Furthermore, Golowinski added, as the pace of development gets faster, developers juggle more features at a given time. That makes their work more likely to veer farther from main branches, which increases the likelihood of bugs and breaks. Checking all those merges manually — or rolling back buggy deployments after the fact — could be too much for some development shops.
“[The merge train] catches something that would break the pipeline before deployment and drops it out of the train, so there’s no need to prepare for rollbacks,” GitLab senior product manager Thao Yeager said. “And it proactively allows the engineer who checked in that problematic merge request a chance to remedy the problem and then enter that merge request back into a new slot at the end of the train.”
“This isn’t just a little, small feature. This is a game-changer.”

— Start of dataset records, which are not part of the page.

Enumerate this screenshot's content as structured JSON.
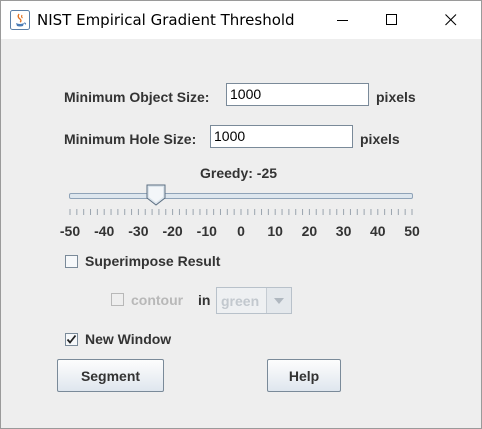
{
  "window": {
    "title": "NIST Empirical Gradient Threshold",
    "controls": {
      "minimize_icon": "minimize-icon",
      "maximize_icon": "maximize-icon",
      "close_icon": "close-icon"
    }
  },
  "min_object": {
    "label": "Minimum Object Size:",
    "value": "1000",
    "unit": "pixels"
  },
  "min_hole": {
    "label": "Minimum Hole Size:",
    "value": "1000",
    "unit": "pixels"
  },
  "greedy": {
    "label": "Greedy: -25",
    "value": -25,
    "min": -50,
    "max": 50,
    "tick_labels": [
      "-50",
      "-40",
      "-30",
      "-20",
      "-10",
      "0",
      "10",
      "20",
      "30",
      "40",
      "50"
    ]
  },
  "superimpose": {
    "label": "Superimpose Result",
    "checked": false
  },
  "contour": {
    "label": "contour",
    "checked": false,
    "enabled": false,
    "in_label": "in",
    "color_value": "green"
  },
  "new_window": {
    "label": "New Window",
    "checked": true
  },
  "buttons": {
    "segment": "Segment",
    "help": "Help"
  }
}
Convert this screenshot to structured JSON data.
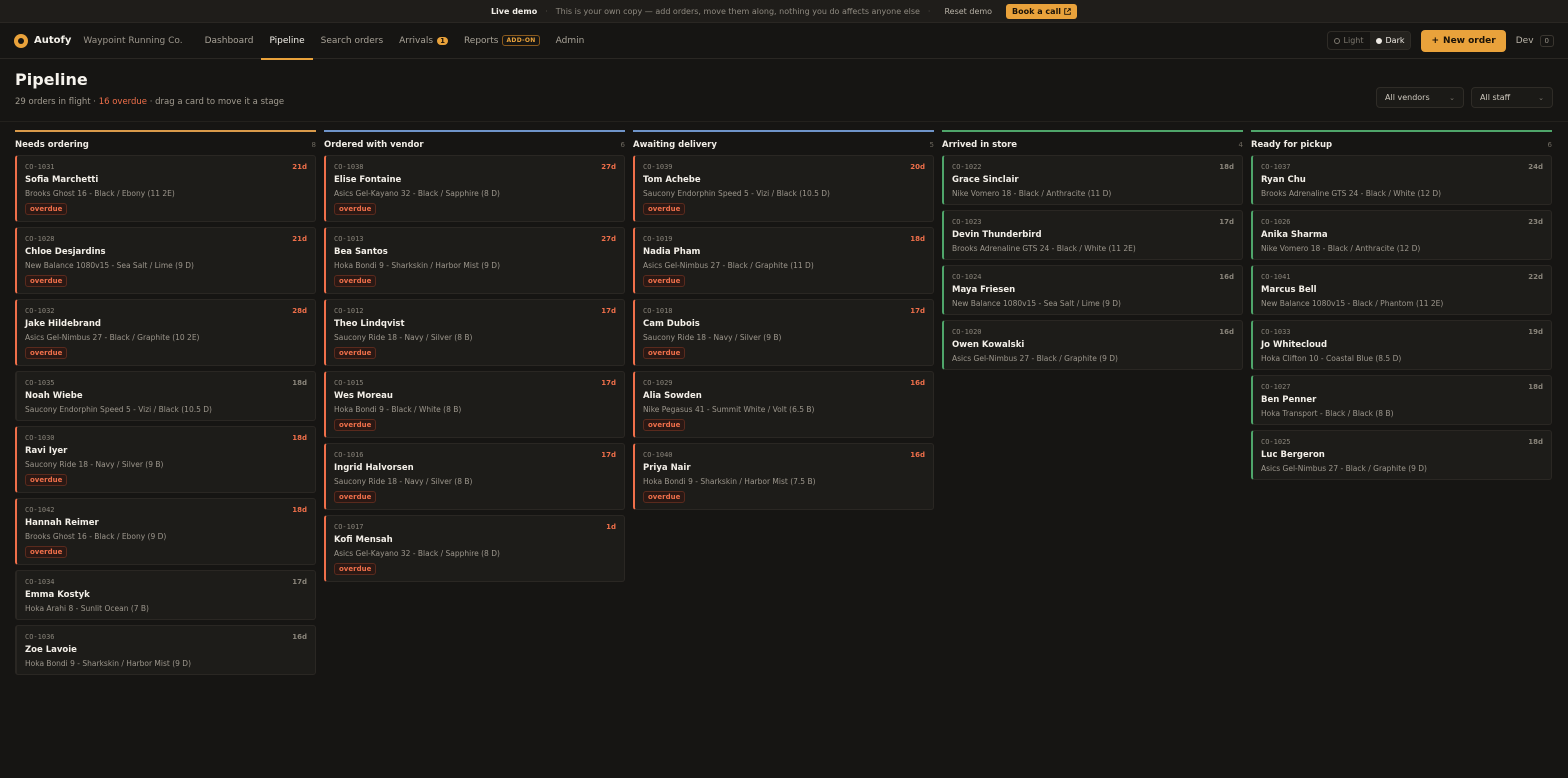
{
  "banner": {
    "live_label": "Live demo",
    "message": "This is your own copy — add orders, move them along, nothing you do affects anyone else",
    "reset_label": "Reset demo",
    "book_label": "Book a call"
  },
  "nav": {
    "brand": "Autofy",
    "store": "Waypoint Running Co.",
    "links": [
      {
        "label": "Dashboard"
      },
      {
        "label": "Pipeline",
        "active": true
      },
      {
        "label": "Search orders"
      },
      {
        "label": "Arrivals",
        "badge": "1"
      },
      {
        "label": "Reports",
        "tag": "ADD-ON"
      },
      {
        "label": "Admin"
      }
    ],
    "theme_light": "Light",
    "theme_dark": "Dark",
    "new_order": "New order",
    "user": "Dev",
    "user_badge": "0"
  },
  "header": {
    "title": "Pipeline",
    "summary_prefix": "29 orders in flight · ",
    "summary_overdue": "16 overdue",
    "summary_suffix": " · drag a card to move it a stage",
    "vendor_filter": "All vendors",
    "staff_filter": "All staff"
  },
  "colors": {
    "accent": "#e9a23b",
    "overdue": "#ef6f4a",
    "needs_ordering": "#d99a4a",
    "ordered": "#6f94c9",
    "awaiting": "#6f94c9",
    "arrived": "#4fa56a",
    "ready": "#4fa56a"
  },
  "overdue_label": "overdue",
  "columns": [
    {
      "key": "needs_ordering",
      "title": "Needs ordering",
      "count": "8",
      "color": "#d99a4a",
      "cards": [
        {
          "id": "CO-1031",
          "age": "21d",
          "name": "Sofia Marchetti",
          "item": "Brooks Ghost 16 - Black / Ebony (11 2E)",
          "overdue": true
        },
        {
          "id": "CO-1028",
          "age": "21d",
          "name": "Chloe Desjardins",
          "item": "New Balance 1080v15 - Sea Salt / Lime (9 D)",
          "overdue": true
        },
        {
          "id": "CO-1032",
          "age": "28d",
          "name": "Jake Hildebrand",
          "item": "Asics Gel-Nimbus 27 - Black / Graphite (10 2E)",
          "overdue": true
        },
        {
          "id": "CO-1035",
          "age": "18d",
          "name": "Noah Wiebe",
          "item": "Saucony Endorphin Speed 5 - Vizi / Black (10.5 D)",
          "overdue": false
        },
        {
          "id": "CO-1030",
          "age": "18d",
          "name": "Ravi Iyer",
          "item": "Saucony Ride 18 - Navy / Silver (9 B)",
          "overdue": true
        },
        {
          "id": "CO-1042",
          "age": "18d",
          "name": "Hannah Reimer",
          "item": "Brooks Ghost 16 - Black / Ebony (9 D)",
          "overdue": true
        },
        {
          "id": "CO-1034",
          "age": "17d",
          "name": "Emma Kostyk",
          "item": "Hoka Arahi 8 - Sunlit Ocean (7 B)",
          "overdue": false
        },
        {
          "id": "CO-1036",
          "age": "16d",
          "name": "Zoe Lavoie",
          "item": "Hoka Bondi 9 - Sharkskin / Harbor Mist (9 D)",
          "overdue": false
        }
      ]
    },
    {
      "key": "ordered",
      "title": "Ordered with vendor",
      "count": "6",
      "color": "#6f94c9",
      "cards": [
        {
          "id": "CO-1038",
          "age": "27d",
          "name": "Elise Fontaine",
          "item": "Asics Gel-Kayano 32 - Black / Sapphire (8 D)",
          "overdue": true
        },
        {
          "id": "CO-1013",
          "age": "27d",
          "name": "Bea Santos",
          "item": "Hoka Bondi 9 - Sharkskin / Harbor Mist (9 D)",
          "overdue": true
        },
        {
          "id": "CO-1012",
          "age": "17d",
          "name": "Theo Lindqvist",
          "item": "Saucony Ride 18 - Navy / Silver (8 B)",
          "overdue": true
        },
        {
          "id": "CO-1015",
          "age": "17d",
          "name": "Wes Moreau",
          "item": "Hoka Bondi 9 - Black / White (8 B)",
          "overdue": true
        },
        {
          "id": "CO-1016",
          "age": "17d",
          "name": "Ingrid Halvorsen",
          "item": "Saucony Ride 18 - Navy / Silver (8 B)",
          "overdue": true
        },
        {
          "id": "CO-1017",
          "age": "1d",
          "name": "Kofi Mensah",
          "item": "Asics Gel-Kayano 32 - Black / Sapphire (8 D)",
          "overdue": true
        }
      ]
    },
    {
      "key": "awaiting",
      "title": "Awaiting delivery",
      "count": "5",
      "color": "#6f94c9",
      "cards": [
        {
          "id": "CO-1039",
          "age": "20d",
          "name": "Tom Achebe",
          "item": "Saucony Endorphin Speed 5 - Vizi / Black (10.5 D)",
          "overdue": true
        },
        {
          "id": "CO-1019",
          "age": "18d",
          "name": "Nadia Pham",
          "item": "Asics Gel-Nimbus 27 - Black / Graphite (11 D)",
          "overdue": true
        },
        {
          "id": "CO-1018",
          "age": "17d",
          "name": "Cam Dubois",
          "item": "Saucony Ride 18 - Navy / Silver (9 B)",
          "overdue": true
        },
        {
          "id": "CO-1029",
          "age": "16d",
          "name": "Alia Sowden",
          "item": "Nike Pegasus 41 - Summit White / Volt (6.5 B)",
          "overdue": true
        },
        {
          "id": "CO-1040",
          "age": "16d",
          "name": "Priya Nair",
          "item": "Hoka Bondi 9 - Sharkskin / Harbor Mist (7.5 B)",
          "overdue": true
        }
      ]
    },
    {
      "key": "arrived",
      "title": "Arrived in store",
      "count": "4",
      "color": "#4fa56a",
      "cards": [
        {
          "id": "CO-1022",
          "age": "18d",
          "name": "Grace Sinclair",
          "item": "Nike Vomero 18 - Black / Anthracite (11 D)",
          "overdue": false
        },
        {
          "id": "CO-1023",
          "age": "17d",
          "name": "Devin Thunderbird",
          "item": "Brooks Adrenaline GTS 24 - Black / White (11 2E)",
          "overdue": false
        },
        {
          "id": "CO-1024",
          "age": "16d",
          "name": "Maya Friesen",
          "item": "New Balance 1080v15 - Sea Salt / Lime (9 D)",
          "overdue": false
        },
        {
          "id": "CO-1020",
          "age": "16d",
          "name": "Owen Kowalski",
          "item": "Asics Gel-Nimbus 27 - Black / Graphite (9 D)",
          "overdue": false
        }
      ]
    },
    {
      "key": "ready",
      "title": "Ready for pickup",
      "count": "6",
      "color": "#4fa56a",
      "cards": [
        {
          "id": "CO-1037",
          "age": "24d",
          "name": "Ryan Chu",
          "item": "Brooks Adrenaline GTS 24 - Black / White (12 D)",
          "overdue": false
        },
        {
          "id": "CO-1026",
          "age": "23d",
          "name": "Anika Sharma",
          "item": "Nike Vomero 18 - Black / Anthracite (12 D)",
          "overdue": false
        },
        {
          "id": "CO-1041",
          "age": "22d",
          "name": "Marcus Bell",
          "item": "New Balance 1080v15 - Black / Phantom (11 2E)",
          "overdue": false
        },
        {
          "id": "CO-1033",
          "age": "19d",
          "name": "Jo Whitecloud",
          "item": "Hoka Clifton 10 - Coastal Blue (8.5 D)",
          "overdue": false
        },
        {
          "id": "CO-1027",
          "age": "18d",
          "name": "Ben Penner",
          "item": "Hoka Transport - Black / Black (8 B)",
          "overdue": false
        },
        {
          "id": "CO-1025",
          "age": "18d",
          "name": "Luc Bergeron",
          "item": "Asics Gel-Nimbus 27 - Black / Graphite (9 D)",
          "overdue": false
        }
      ]
    }
  ]
}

The merge train feature is a favorite among GitLab’s internal developers, Golowinski and Yeager said, but the team is far from finished building on it. (And since GitLab is an open-core company, a business that sells open-source-produced software, outside developers can contribute as well.)
Like Monday.com, GitLab wants to dial in the system for notifying developers when something in the train goes awry. They also want to improve visibility into the pipelines, so developers can eventually see when a particular merge request was added and what position it’s at in the train, as well as the train’s merge history.
Maybe most crucially, they want to add what they’re calling “fast-forward merge.” That will ensure particularly fast-merging requests don’t override older requests as the pipelines run concurrently.
As the feature progresses down GitLab’s maturity continuum from “viable” to “complete” to — hopefully — “lovable,” Golowinski said she’s confident it will be a fit for “any shop.”
“It scales beautifully when there is a huge group of engineers, but it’s also useful when you only have three and you don’t want to break each other’s changes.
“This isn’t just a little, small feature,” she said. “This is a game-changer.”